News Nation: Trump Is ‘Deeply Committed’ To Lowering Drug Prices: FDA Commissioner
FDA Commissioner Dr. Marty Makary joins “Elizabeth Vargas Reports” to discuss whether Trump can effectively lower drug prices.
PHARMA’S POOR PROGNOSIS
MM+M: Big Pharma’s Reputation Declines For Second Year In A Row
The pharma industry’s reputation has continued to slide — and it’s mostly due to the persistent issue of high drug costs, according to a report released by research firm PatientView this week. Fifty-six percent of the surveyed patient groups said the industry had an “excellent” or “good” reputation last year, a drop from 57% the year prior and 60% in 2021. PatientView surveyed more than 2,500 patient groups worldwide for its annual “Corporate Reputation of Pharma” report. This year, it examined the reputations of 46 Big Pharma companies — including the likes of AbbVie, AstraZeneca, Eli Lilly and Johnson & Johnson.
ProPublica: Why Do Americans Pay More For Prescription Drugs?

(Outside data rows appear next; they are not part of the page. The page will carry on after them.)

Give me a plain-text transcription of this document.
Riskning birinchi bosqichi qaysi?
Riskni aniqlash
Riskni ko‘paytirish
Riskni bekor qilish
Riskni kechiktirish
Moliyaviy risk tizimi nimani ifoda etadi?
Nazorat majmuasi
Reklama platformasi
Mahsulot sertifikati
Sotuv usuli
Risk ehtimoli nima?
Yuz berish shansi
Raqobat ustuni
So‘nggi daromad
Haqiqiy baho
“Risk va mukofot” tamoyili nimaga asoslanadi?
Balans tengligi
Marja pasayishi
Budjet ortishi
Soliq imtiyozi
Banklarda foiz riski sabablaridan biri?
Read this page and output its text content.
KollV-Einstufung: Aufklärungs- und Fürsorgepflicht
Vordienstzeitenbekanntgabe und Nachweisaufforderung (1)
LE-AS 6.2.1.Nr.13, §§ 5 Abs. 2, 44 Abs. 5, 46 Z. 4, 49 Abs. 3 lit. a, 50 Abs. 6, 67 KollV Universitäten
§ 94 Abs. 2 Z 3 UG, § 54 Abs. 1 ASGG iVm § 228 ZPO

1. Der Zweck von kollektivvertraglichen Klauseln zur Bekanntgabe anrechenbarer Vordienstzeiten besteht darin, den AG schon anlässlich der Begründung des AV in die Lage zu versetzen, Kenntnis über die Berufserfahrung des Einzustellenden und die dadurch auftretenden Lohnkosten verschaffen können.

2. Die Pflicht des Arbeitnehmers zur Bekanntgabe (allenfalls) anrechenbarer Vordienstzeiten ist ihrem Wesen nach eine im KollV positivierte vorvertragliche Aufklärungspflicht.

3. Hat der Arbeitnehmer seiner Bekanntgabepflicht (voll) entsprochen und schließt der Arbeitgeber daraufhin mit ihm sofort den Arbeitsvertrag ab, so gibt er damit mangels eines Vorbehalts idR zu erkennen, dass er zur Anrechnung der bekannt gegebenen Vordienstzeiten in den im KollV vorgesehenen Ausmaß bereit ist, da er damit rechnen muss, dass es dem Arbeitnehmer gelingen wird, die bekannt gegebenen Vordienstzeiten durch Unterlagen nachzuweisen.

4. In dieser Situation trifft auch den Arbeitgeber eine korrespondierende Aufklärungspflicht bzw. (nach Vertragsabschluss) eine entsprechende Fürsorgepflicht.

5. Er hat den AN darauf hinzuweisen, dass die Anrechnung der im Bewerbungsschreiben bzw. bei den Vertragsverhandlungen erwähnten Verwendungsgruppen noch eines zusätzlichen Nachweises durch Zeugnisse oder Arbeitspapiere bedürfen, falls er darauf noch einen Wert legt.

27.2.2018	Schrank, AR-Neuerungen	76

In the U.S., the price of Revlimid, a brand-name cancer drug, has been increasing for two decades. It now sells for nearly $1,000 a pill. In Europe, the price has been consistently lower — in some countries by two-thirds. I started reporting on Revlimid after I was prescribed the drug following a diagnosis of multiple myeloma, an incurable blood cancer. Stunned by the high price, I found that the drugmaker, Celgene, had used Revlimid as its own personal piggy bank for more than a decade, raising the price in the U.S. whenever it saw fit. Even with lower prices in Europe, Celgene still made a profit there, a former executive told Congress. That added to the more than $21 billion in net earnings the company made after Revlimid was introduced in 2005.